Draeden

Draeden

In the Dungeons & Dragons role-playing game, draedens are massive, ancient beings that predate the multiverse.

Publication history

The draeden first appeared in the Dungeons & Dragons Immortal Rules set (1986).[1] The creature later appeared in Wrath of the Immortals (1992).

Description

A draeden's rarely-seen true appearance is a cluster of about forty tubular strands, all symmetrically attached at a central node. Each strand has a mouth at its end, and opens upon a digestive passage that leads to the central node. The node is spherical and ridged, resembling a human brain, and is the creature's equivalent of a stomach. It contains several boulders to aid digestion. A draeden's nervous system spans its entire body. The creatures's total length varies from 19 to 38 miles, tip to tip. The central node usually comprises one-tenth of the creature's total diameter.

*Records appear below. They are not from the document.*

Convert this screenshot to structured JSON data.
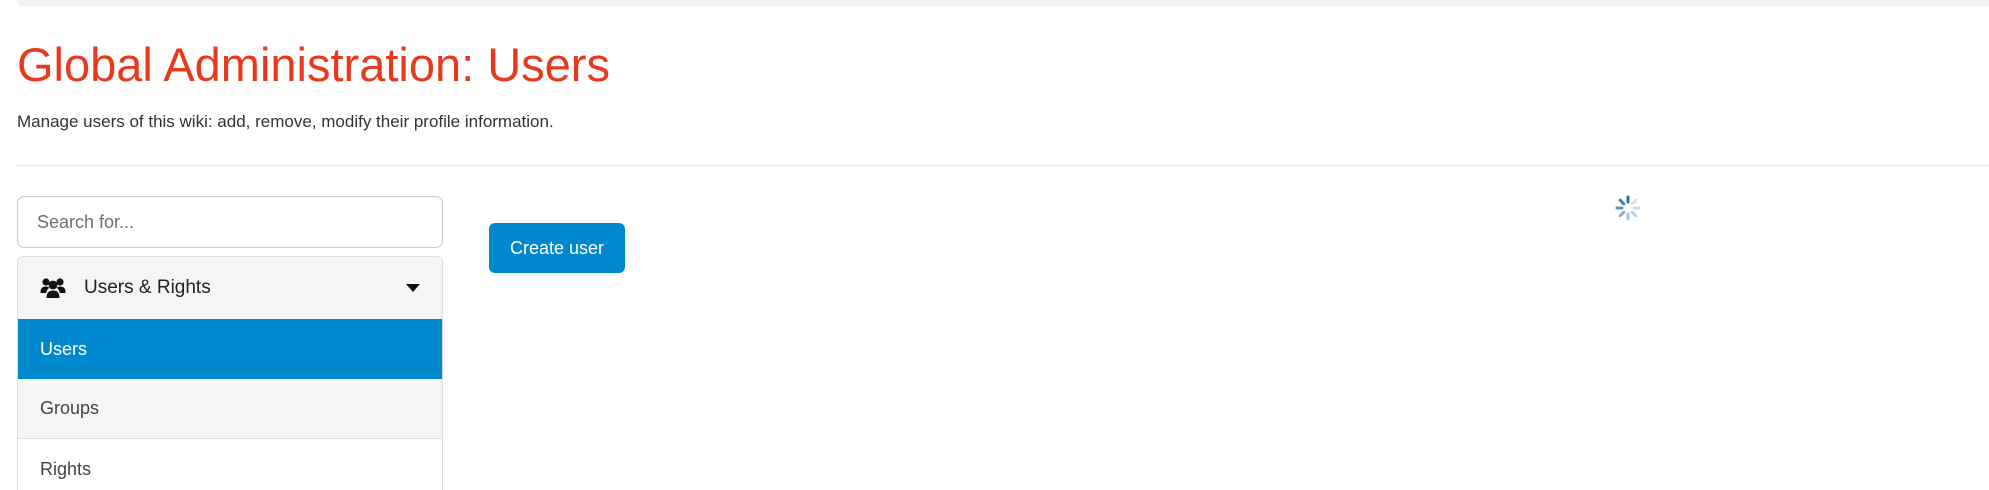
{
  "header": {
    "title": "Global Administration: Users",
    "description": "Manage users of this wiki: add, remove, modify their profile information."
  },
  "sidebar": {
    "search": {
      "placeholder": "Search for...",
      "value": ""
    },
    "category": {
      "label": "Users & Rights",
      "icon": "users-icon"
    },
    "items": [
      {
        "label": "Users",
        "active": true
      },
      {
        "label": "Groups",
        "active": false
      },
      {
        "label": "Rights",
        "active": false
      }
    ]
  },
  "main": {
    "create_button_label": "Create user",
    "loading_icon": "spinner-icon"
  },
  "colors": {
    "title": "#e8391e",
    "accent": "#0088cc"
  }
}
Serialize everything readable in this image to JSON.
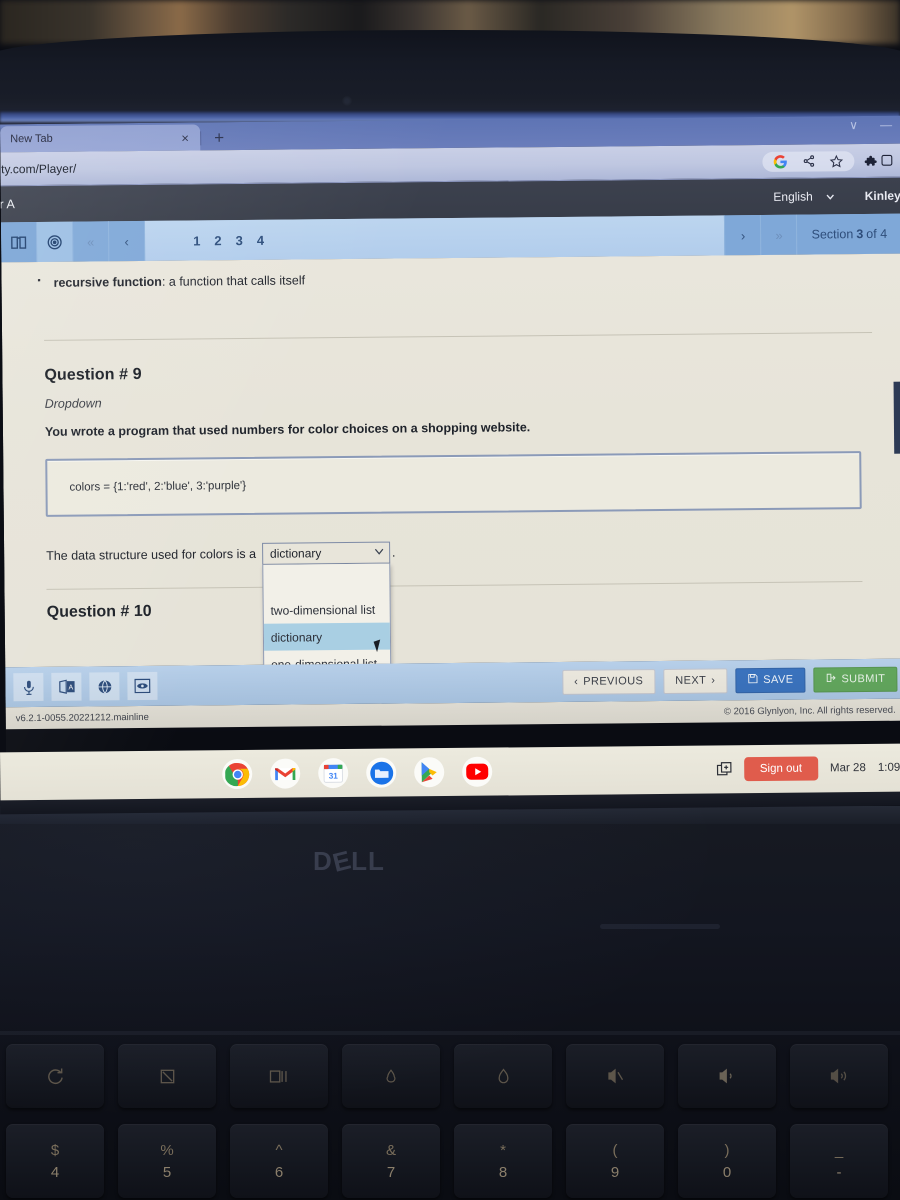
{
  "browser": {
    "tab_title": "New Tab",
    "close_label": "×",
    "newtab_label": "+",
    "url": "ity.com/Player/",
    "window_minimize": "—",
    "window_chevron": "∨"
  },
  "app_header": {
    "course": "ster A",
    "language": "English",
    "user": "Kinley"
  },
  "nav": {
    "first_label": "«",
    "prev_label": "‹",
    "pages": [
      "1",
      "2",
      "3",
      "4"
    ],
    "next_label": "›",
    "last_label": "»",
    "section_prefix": "Section",
    "section_current": "3",
    "section_suffix": "of 4"
  },
  "lesson": {
    "vocab_term": "recursive function",
    "vocab_def": ": a function that calls itself"
  },
  "question": {
    "title": "Question # 9",
    "type": "Dropdown",
    "prompt": "You wrote a program that used numbers for color choices on a shopping website.",
    "code": "colors = {1:'red', 2:'blue', 3:'purple'}",
    "answer_prefix": "The data structure used for colors is a",
    "answer_suffix": ".",
    "dropdown": {
      "selected": "dictionary",
      "caret": "∨",
      "options": [
        "",
        "two-dimensional list",
        "dictionary",
        "one-dimensional list"
      ],
      "highlighted": "dictionary"
    }
  },
  "next_question": {
    "title": "Question # 10"
  },
  "footer": {
    "tools": [
      "microphone-icon",
      "translate-icon",
      "globe-icon",
      "reader-icon"
    ],
    "previous_label": "PREVIOUS",
    "previous_caret": "‹",
    "next_label": "NEXT",
    "next_caret": "›",
    "save_label": "SAVE",
    "submit_label": "SUBMIT",
    "version": "v6.2.1-0055.20221212.mainline",
    "copyright": "© 2016 Glynlyon, Inc. All rights reserved."
  },
  "shelf": {
    "apps": [
      "chrome-icon",
      "gmail-icon",
      "calendar-icon",
      "files-icon",
      "play-store-icon",
      "youtube-icon"
    ],
    "calendar_day": "31",
    "screenshot_label": "screen-capture-icon",
    "sign_out_label": "Sign out",
    "date": "Mar 28",
    "time": "1:09"
  },
  "laptop": {
    "brand": "D∕LL",
    "brand_d": "D",
    "brand_e": "E",
    "brand_ll": "LL",
    "fn_keys": [
      "refresh-key",
      "fullscreen-key",
      "overview-key",
      "brightness-down-key",
      "brightness-up-key",
      "mute-key",
      "volume-down-key"
    ],
    "num_keys": [
      {
        "top": "$",
        "bot": "4"
      },
      {
        "top": "%",
        "bot": "5"
      },
      {
        "top": "^",
        "bot": "6"
      },
      {
        "top": "&",
        "bot": "7"
      },
      {
        "top": "*",
        "bot": "8"
      },
      {
        "top": "(",
        "bot": "9"
      },
      {
        "top": ")",
        "bot": "0"
      },
      {
        "top": "_",
        "bot": "-"
      }
    ]
  },
  "colors": {
    "accent_blue": "#3b74c0",
    "submit_green": "#63a85e",
    "signout_red": "#e05c4c",
    "nav_blue": "#a9c6e8",
    "header_dark": "#3c414e",
    "page_bg": "#e9e6dc"
  }
}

Draeden usually appear to other creatures as the most deadly thing imaginable to those creatures.

Draeden dislike matter, and if they ever encounter it they try to eat it. They have near-perfect anti-magic capabilities. That plus many other defenses serve to protect them from most attack forms.

The exact population of draeden is unknown but thought to be at least one thousand. Draeden consider the entire multiverse to be their domain, but they will not attack Immortals to assert their dominion. Instead, they wait until Immortals are absent to assert themselves. Draedens have conflicted with the immortals and deities in the past but they generally avoid each other whenever possible.

The 92nd layer of the Abyss, known as Ulgurshek, is actually a draeden who lay dormant while the Abyss formed around it.[2]

Other draedens may exist in dormancy deep within the Paraelemental Plane of Ice, entrapped in similar fashion to Ulgurshek, eons ago by the waxing reality of the Great Wheel's inner planes.[3]

References

  1. ^ Mentzer, Frank. Immortals Rules, Dungeon And Dragons Fantasy Role-playing Game Set 5 (ISBN 0-88038-341-0) (TSR, Inc., 1986). Pages 38-39.
  2. ^ Jacobs, James, Erik Mona, and Ed Stark. Fiendish Codex I: Hordes of the Abyss (Wizards of the Coast, 2006). Page 126.
  3. ^ Cook, Monte. The Inner Planes (ISBN 0-7869-0736-3) (Wizards of the Coast, 1998). See pages 72, "The Sleeping Ones," and 79, "The Monolith."